Duh, senyum Fabian sangat menyegarkan dipandangan Adena. Dia merasa lelahnya sedikit terobati mau bagaimana pun dia pulang langsung disambut dengan pemandangan lelaki cantik, ‘’ah, iya. Sejujurnya agak membosankan akan lebih menyenangkan jika dirumah saja.’’

     Melontarkan kenyataan berupa fakta. Begitulah pendapat adena karena baginya apa yang menyenangkan berkencan dengan Damian? Duh, sama sekali mimpi buruk yang terjadi didalam hidupnya.

    Melemparkan tas kecilnya keatas sofa, ‘’ Jangan mengatakan kau menunggu ku?’’ sambung adena tersenyum jahil.

‘’ahahaha, kepercayaan yang entah datang darimana itu.’’ ejek fabian menggelengkan kepalanya sembari melumuri daging diatas kecap menggunakan sumpit. Tingkat kepercayaan diri yang tinggi, yah memang sudah dipastikan dia Adena.

‘’cih, setidaknya jangan langsung membantah begitu,’’ senyum adena melengkung kebawah, dia perlahan duduk diatas sofa.

‘’memang begitu adanya,’’ujar Fabian dengan sopan.

‘’namun, sepertinya kamu memang menunggu ku. Akui saja ya, lauk yang kau buat terlihat seperti untuk dua porsi lho,’’ melirik kearah meja makan. Ejek adena sarkas tanpa mau kalah.

‘’huh, sudah dipastikan kau memang adena, ‘’ gumam fabian sengaja dengan volume kecil agar tidak didengar.

‘’apa?’’

‘’Imajinasi mu terkadang mengerikan dena,’’ –raut fabian menjadi mengkerut diikuti rasa heran, ‘’-Jujur saja aku ngga sengaja masak kelebihan jadi terlihat dua porsi,’’ bantah fabian jujur. Dia memang tidak sengaja memasak banyak.

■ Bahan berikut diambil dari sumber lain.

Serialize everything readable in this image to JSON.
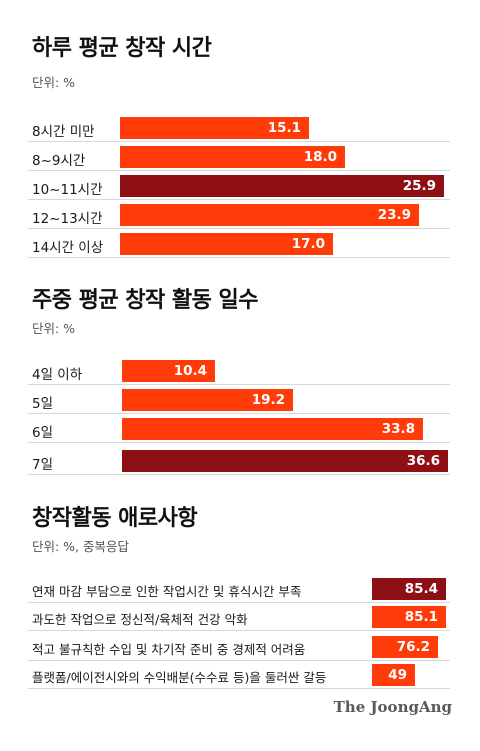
{
  "colors": {
    "normal": "#ff3b0a",
    "highlight": "#8e0f14",
    "text": "#1a1a1a"
  },
  "chart_data": [
    {
      "type": "bar",
      "orientation": "horizontal",
      "title": "하루 평균 창작 시간",
      "unit_label": "단위: %",
      "categories": [
        "8시간 미만",
        "8~9시간",
        "10~11시간",
        "12~13시간",
        "14시간 이상"
      ],
      "values": [
        15.1,
        18.0,
        25.9,
        23.9,
        17.0
      ],
      "value_labels": [
        "15.1",
        "18.0",
        "25.9",
        "23.9",
        "17.0"
      ],
      "highlight_index": 2
    },
    {
      "type": "bar",
      "orientation": "horizontal",
      "title": "주중 평균 창작 활동 일수",
      "unit_label": "단위: %",
      "categories": [
        "4일 이하",
        "5일",
        "6일",
        "7일"
      ],
      "values": [
        10.4,
        19.2,
        33.8,
        36.6
      ],
      "value_labels": [
        "10.4",
        "19.2",
        "33.8",
        "36.6"
      ],
      "highlight_index": 3
    },
    {
      "type": "bar",
      "orientation": "horizontal",
      "title": "창작활동 애로사항",
      "unit_label": "단위: %, 중복응답",
      "categories": [
        "연재 마감 부담으로 인한 작업시간 및 휴식시간 부족",
        "과도한 작업으로 정신적/육체적 건강 악화",
        "적고 불규칙한 수입 및 차기작 준비 중 경제적 어려움",
        "플랫폼/에이전시와의 수익배분(수수료 등)을 둘러싼 갈등"
      ],
      "values": [
        85.4,
        85.1,
        76.2,
        49
      ],
      "value_labels": [
        "85.4",
        "85.1",
        "76.2",
        "49"
      ],
      "highlight_index": 0
    }
  ],
  "credit": "The JoongAng"
}
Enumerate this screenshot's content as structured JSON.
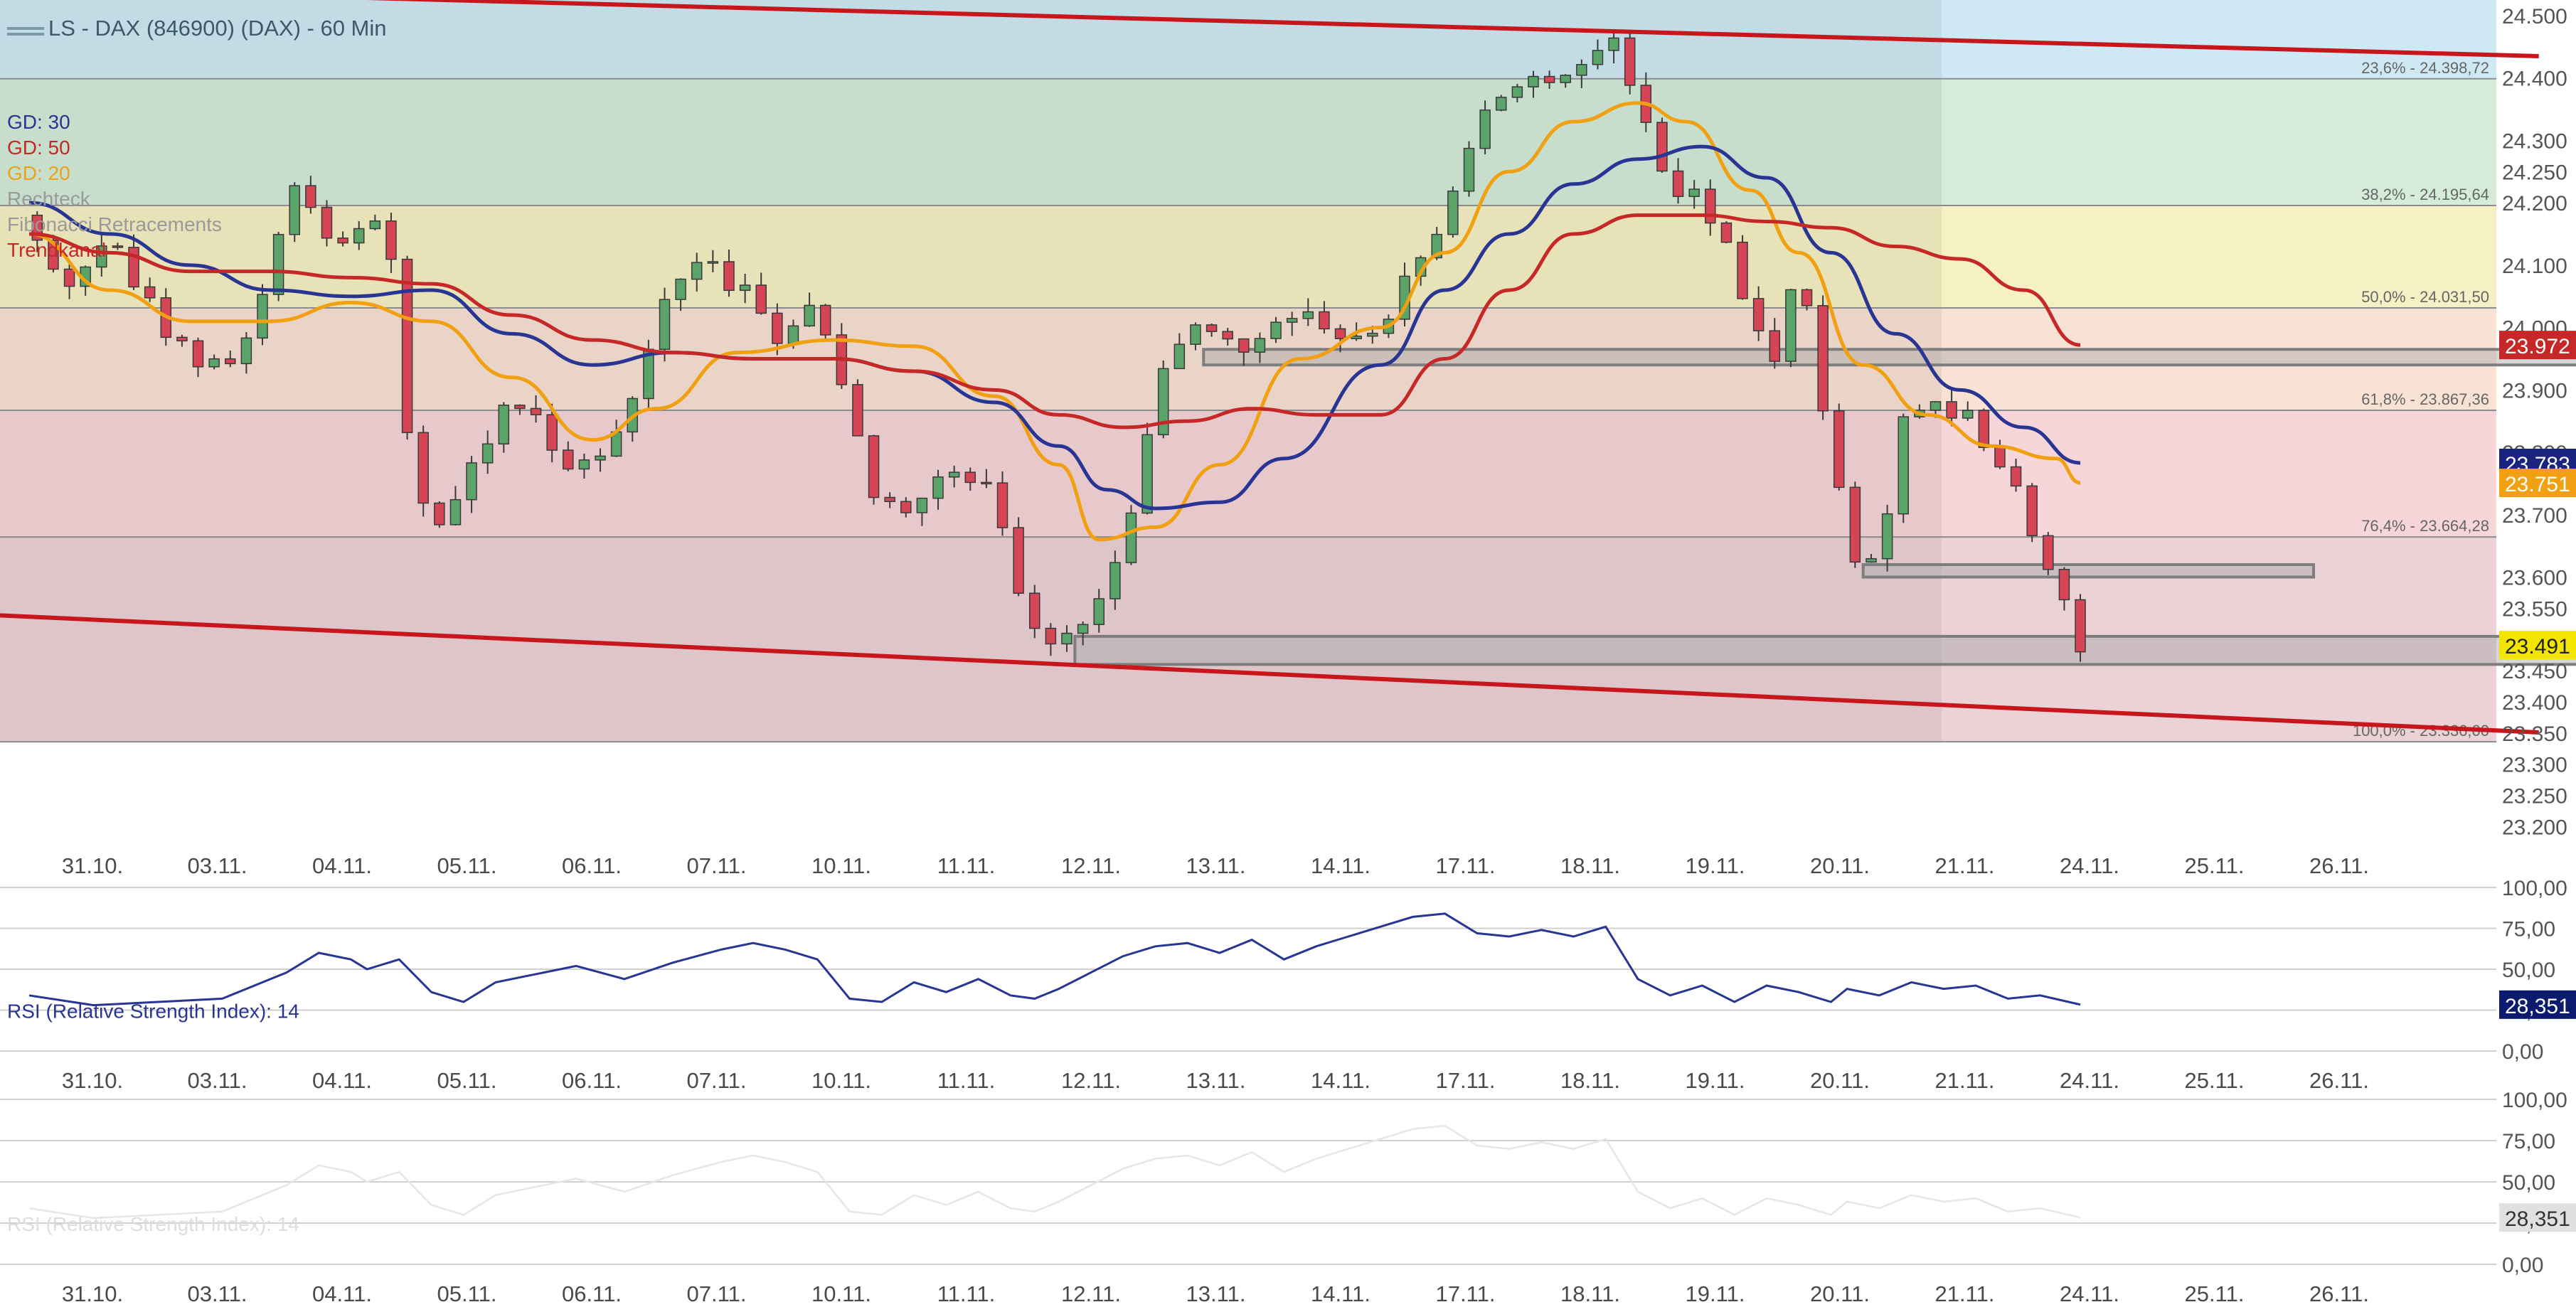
{
  "title": "LS - DAX (846900) (DAX) - 60 Min",
  "legend": [
    {
      "label": "GD: 30",
      "color": "#283593"
    },
    {
      "label": "GD: 50",
      "color": "#c62828"
    },
    {
      "label": "GD: 20",
      "color": "#f0a010"
    },
    {
      "label": "Rechteck",
      "color": "#9a9a9a"
    },
    {
      "label": "Fibonacci Retracements",
      "color": "#9a9a9a"
    },
    {
      "label": "Trendkanal",
      "color": "#c62828"
    }
  ],
  "colors": {
    "up": "#5aa469",
    "down": "#d64556",
    "rsi": "#283593"
  },
  "chart_data": [
    {
      "type": "candlestick",
      "title": "LS - DAX (846900) (DAX) - 60 Min",
      "ylim": [
        23180,
        24525
      ],
      "y_ticks": [
        "24.500",
        "24.400",
        "24.300",
        "24.250",
        "24.200",
        "24.100",
        "24.000",
        "23.900",
        "23.800",
        "23.700",
        "23.600",
        "23.550",
        "23.500",
        "23.450",
        "23.400",
        "23.350",
        "23.300",
        "23.250",
        "23.200"
      ],
      "x_ticks": [
        "31.10.",
        "03.11.",
        "04.11.",
        "05.11.",
        "06.11.",
        "07.11.",
        "10.11.",
        "11.11.",
        "12.11.",
        "13.11.",
        "14.11.",
        "17.11.",
        "18.11.",
        "19.11.",
        "20.11.",
        "21.11.",
        "24.11.",
        "25.11.",
        "26.11."
      ],
      "last_values": [
        {
          "label": "23.972",
          "color": "#c62828"
        },
        {
          "label": "23.783",
          "color": "#1a237e"
        },
        {
          "label": "23.751",
          "color": "#f0a010"
        },
        {
          "label": "23.491",
          "color": "#f2e600"
        }
      ],
      "fibonacci": [
        {
          "label": "23,6% - 24.398,72",
          "value": 24398.72
        },
        {
          "label": "38,2% - 24.195,64",
          "value": 24195.64
        },
        {
          "label": "50,0% - 24.031,50",
          "value": 24031.5
        },
        {
          "label": "61,8% - 23.867,36",
          "value": 23867.36
        },
        {
          "label": "76,4% - 23.664,28",
          "value": 23664.28
        },
        {
          "label": "100,0% - 23.336,00",
          "value": 23336.0
        }
      ],
      "price_path": [
        [
          0.0,
          24180
        ],
        [
          2.0,
          24060
        ],
        [
          5.0,
          24150
        ],
        [
          8.0,
          24010
        ],
        [
          10.5,
          23930
        ],
        [
          13.0,
          23960
        ],
        [
          14.5,
          24060
        ],
        [
          16.5,
          24230
        ],
        [
          18.0,
          24160
        ],
        [
          20.0,
          24140
        ],
        [
          21.5,
          24170
        ],
        [
          22.5,
          24110
        ],
        [
          23.5,
          23830
        ],
        [
          24.5,
          23720
        ],
        [
          25.5,
          23680
        ],
        [
          27.0,
          23760
        ],
        [
          29.0,
          23850
        ],
        [
          30.5,
          23870
        ],
        [
          33.0,
          23800
        ],
        [
          35.0,
          23760
        ],
        [
          37.0,
          23850
        ],
        [
          39.0,
          24000
        ],
        [
          40.5,
          24090
        ],
        [
          42.0,
          24100
        ],
        [
          44.5,
          24060
        ],
        [
          46.5,
          23960
        ],
        [
          48.5,
          24020
        ],
        [
          50.0,
          23960
        ],
        [
          52.0,
          23760
        ],
        [
          54.0,
          23690
        ],
        [
          56.0,
          23760
        ],
        [
          58.0,
          23780
        ],
        [
          60.0,
          23740
        ],
        [
          61.0,
          23620
        ],
        [
          62.5,
          23500
        ],
        [
          63.5,
          23480
        ],
        [
          65.5,
          23520
        ],
        [
          67.5,
          23620
        ],
        [
          69.0,
          23760
        ],
        [
          70.0,
          23880
        ],
        [
          71.0,
          23960
        ],
        [
          73.0,
          24000
        ],
        [
          75.0,
          23960
        ],
        [
          77.0,
          24010
        ],
        [
          79.0,
          24040
        ],
        [
          81.0,
          23990
        ],
        [
          83.0,
          23960
        ],
        [
          85.0,
          24040
        ],
        [
          86.5,
          24110
        ],
        [
          88.5,
          24200
        ],
        [
          89.5,
          24300
        ],
        [
          91.0,
          24370
        ],
        [
          93.0,
          24390
        ],
        [
          95.0,
          24410
        ],
        [
          97.0,
          24430
        ],
        [
          98.5,
          24480
        ],
        [
          100.0,
          24350
        ],
        [
          102.0,
          24220
        ],
        [
          104.0,
          24200
        ],
        [
          105.5,
          24120
        ],
        [
          107.0,
          24000
        ],
        [
          108.5,
          23960
        ],
        [
          109.5,
          24060
        ],
        [
          110.5,
          24020
        ],
        [
          111.5,
          23850
        ],
        [
          112.5,
          23760
        ],
        [
          113.5,
          23640
        ],
        [
          114.5,
          23620
        ],
        [
          115.5,
          23700
        ],
        [
          116.5,
          23860
        ],
        [
          118.0,
          23880
        ],
        [
          120.0,
          23860
        ],
        [
          121.0,
          23880
        ],
        [
          122.0,
          23770
        ],
        [
          123.5,
          23740
        ],
        [
          124.5,
          23680
        ],
        [
          125.5,
          23610
        ],
        [
          126.5,
          23560
        ],
        [
          127.5,
          23491
        ]
      ],
      "ma_lines": [
        {
          "name": "GD: 20",
          "color": "#f0a010",
          "points": [
            [
              0.0,
              24150
            ],
            [
              5.0,
              24060
            ],
            [
              10.0,
              24010
            ],
            [
              15.0,
              24010
            ],
            [
              20.0,
              24040
            ],
            [
              25.0,
              24010
            ],
            [
              30.0,
              23920
            ],
            [
              35.0,
              23820
            ],
            [
              39.0,
              23870
            ],
            [
              44.0,
              23960
            ],
            [
              50.0,
              23980
            ],
            [
              55.0,
              23970
            ],
            [
              60.0,
              23890
            ],
            [
              64.0,
              23780
            ],
            [
              66.5,
              23660
            ],
            [
              70.0,
              23680
            ],
            [
              74.0,
              23780
            ],
            [
              79.0,
              23950
            ],
            [
              84.0,
              24000
            ],
            [
              88.0,
              24120
            ],
            [
              92.0,
              24250
            ],
            [
              96.0,
              24330
            ],
            [
              100.0,
              24360
            ],
            [
              103.0,
              24330
            ],
            [
              107.0,
              24220
            ],
            [
              110.0,
              24120
            ],
            [
              114.0,
              23940
            ],
            [
              118.0,
              23860
            ],
            [
              122.0,
              23810
            ],
            [
              126.0,
              23790
            ],
            [
              127.5,
              23751
            ]
          ]
        },
        {
          "name": "GD: 30",
          "color": "#283593",
          "points": [
            [
              0.0,
              24200
            ],
            [
              5.0,
              24150
            ],
            [
              10.0,
              24100
            ],
            [
              15.0,
              24060
            ],
            [
              20.0,
              24050
            ],
            [
              25.0,
              24060
            ],
            [
              30.0,
              23990
            ],
            [
              35.0,
              23940
            ],
            [
              40.0,
              23960
            ],
            [
              45.0,
              23950
            ],
            [
              50.0,
              23950
            ],
            [
              55.0,
              23930
            ],
            [
              60.0,
              23880
            ],
            [
              64.0,
              23810
            ],
            [
              67.0,
              23740
            ],
            [
              70.0,
              23710
            ],
            [
              74.0,
              23720
            ],
            [
              78.0,
              23790
            ],
            [
              84.0,
              23940
            ],
            [
              88.0,
              24060
            ],
            [
              92.0,
              24150
            ],
            [
              96.0,
              24230
            ],
            [
              100.0,
              24270
            ],
            [
              104.0,
              24290
            ],
            [
              108.0,
              24240
            ],
            [
              112.0,
              24120
            ],
            [
              116.0,
              23990
            ],
            [
              120.0,
              23900
            ],
            [
              124.0,
              23840
            ],
            [
              127.5,
              23783
            ]
          ]
        },
        {
          "name": "GD: 50",
          "color": "#c62828",
          "points": [
            [
              0.0,
              24150
            ],
            [
              5.0,
              24120
            ],
            [
              10.0,
              24090
            ],
            [
              15.0,
              24090
            ],
            [
              20.0,
              24080
            ],
            [
              25.0,
              24070
            ],
            [
              30.0,
              24020
            ],
            [
              35.0,
              23980
            ],
            [
              40.0,
              23960
            ],
            [
              45.0,
              23950
            ],
            [
              50.0,
              23950
            ],
            [
              55.0,
              23930
            ],
            [
              60.0,
              23900
            ],
            [
              64.0,
              23860
            ],
            [
              68.0,
              23840
            ],
            [
              72.0,
              23850
            ],
            [
              76.0,
              23870
            ],
            [
              80.0,
              23860
            ],
            [
              84.0,
              23860
            ],
            [
              88.0,
              23950
            ],
            [
              92.0,
              24060
            ],
            [
              96.0,
              24150
            ],
            [
              100.0,
              24180
            ],
            [
              104.0,
              24180
            ],
            [
              108.0,
              24170
            ],
            [
              112.0,
              24160
            ],
            [
              116.0,
              24130
            ],
            [
              120.0,
              24110
            ],
            [
              124.0,
              24060
            ],
            [
              127.5,
              23972
            ]
          ]
        }
      ],
      "trend_channel": {
        "upper": [
          [
            -3.0,
            24545
          ],
          [
            156.0,
            24435
          ]
        ],
        "lower": [
          [
            -3.0,
            23540
          ],
          [
            156.0,
            23351
          ]
        ]
      },
      "rectangles": [
        {
          "x": [
            73.0,
            162.0
          ],
          "y": [
            23940,
            23965
          ]
        },
        {
          "x": [
            114.0,
            142.0
          ],
          "y": [
            23600,
            23620
          ]
        },
        {
          "x": [
            65.0,
            179.0
          ],
          "y": [
            23460,
            23505
          ]
        }
      ]
    },
    {
      "type": "line",
      "title": "RSI (Relative Strength Index): 14",
      "ylim": [
        0,
        100
      ],
      "y_ticks": [
        "100,00",
        "75,00",
        "50,00",
        "25,00",
        "0,00"
      ],
      "x_ticks": [
        "31.10.",
        "03.11.",
        "04.11.",
        "05.11.",
        "06.11.",
        "07.11.",
        "10.11.",
        "11.11.",
        "12.11.",
        "13.11.",
        "14.11.",
        "17.11.",
        "18.11.",
        "19.11.",
        "20.11.",
        "21.11.",
        "24.11.",
        "25.11.",
        "26.11."
      ],
      "last_value": "28,351",
      "x": [
        0,
        4,
        8,
        12,
        16,
        18,
        20,
        21,
        23,
        25,
        27,
        29,
        31,
        34,
        37,
        40,
        43,
        45,
        47,
        49,
        51,
        53,
        55,
        57,
        59,
        61,
        62.5,
        64,
        66,
        68,
        70,
        72,
        74,
        76,
        78,
        80,
        82,
        84,
        86,
        88,
        90,
        92,
        94,
        96,
        98,
        100,
        102,
        104,
        106,
        108,
        110,
        112,
        113,
        115,
        117,
        119,
        121,
        123,
        125,
        127.5
      ],
      "values": [
        34,
        28,
        30,
        32,
        48,
        60,
        56,
        50,
        56,
        36,
        30,
        42,
        46,
        52,
        44,
        54,
        62,
        66,
        62,
        56,
        32,
        30,
        42,
        36,
        44,
        34,
        32,
        38,
        48,
        58,
        64,
        66,
        60,
        68,
        56,
        64,
        70,
        76,
        82,
        84,
        72,
        70,
        74,
        70,
        76,
        44,
        34,
        40,
        30,
        40,
        36,
        30,
        38,
        34,
        42,
        38,
        40,
        32,
        34,
        28.35
      ]
    },
    {
      "type": "line",
      "title": "RSI (Relative Strength Index): 14",
      "ylim": [
        0,
        100
      ],
      "y_ticks": [
        "100,00",
        "75,00",
        "50,00",
        "25,00",
        "0,00"
      ],
      "x_ticks": [
        "31.10.",
        "03.11.",
        "04.11.",
        "05.11.",
        "06.11.",
        "07.11.",
        "10.11.",
        "11.11.",
        "12.11.",
        "13.11.",
        "14.11.",
        "17.11.",
        "18.11.",
        "19.11.",
        "20.11.",
        "21.11.",
        "24.11.",
        "25.11.",
        "26.11."
      ],
      "last_value": "28,351"
    }
  ]
}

     Adena memperlihatkan ekspresi seolah-seolah sedang tersakiti, ‘’benarkah? aww hatiku terluka, aku tidak mempercayainya,’’ memegang dadanya dramatis.

    Sontak Fabian terkekeh lucu, ‘’apa-apaan wajahmu itu hahaha."

  ” ah, kalau dipikir nampaknya aku tidak bisa menghabiskan semua ini. Dena ayo bergabunglah,’’tukas Fabian. Entah darimana asalnya dia sebenarnya merasa kosong bila makan sendirian walau bisa menghabiskan seluruh makanan ini.

menghela napas. Adena menggaruk belakang kepalanya, ‘’umm… maaf, namun tadi aku banyak makan di sana jadi kenyang. Lain kali saja ya fabian,’’

    Dia sejujurnya ingin bergabung, namun dia memang benar-benar merasa kekenyangan.

‘’ah, benar, lain kali ya. Baiklah, tidak apa-apa,’’

     Entah apa? nada Fabian terdengar kecewa dan raut wajahnya ... dia merasa sedikit bersalah.

Beranjak dari sofa, adena bergegas berdiri dan berjalan mendekat kearah kamar, ‘’aku sangat lelah. Aku ke kamar dulu ya¬’’ dengan menguap kecil.

Fabian mengangguk kecil melihat Adena masuk kedalam kamar.  Pikirannya melayang saat terbayang raut penolakan dari adena. Resah, hatinya terasa menyakitkan, ‘’ada apa dengan perasaan ku ini?’’ menyentuh dadanya.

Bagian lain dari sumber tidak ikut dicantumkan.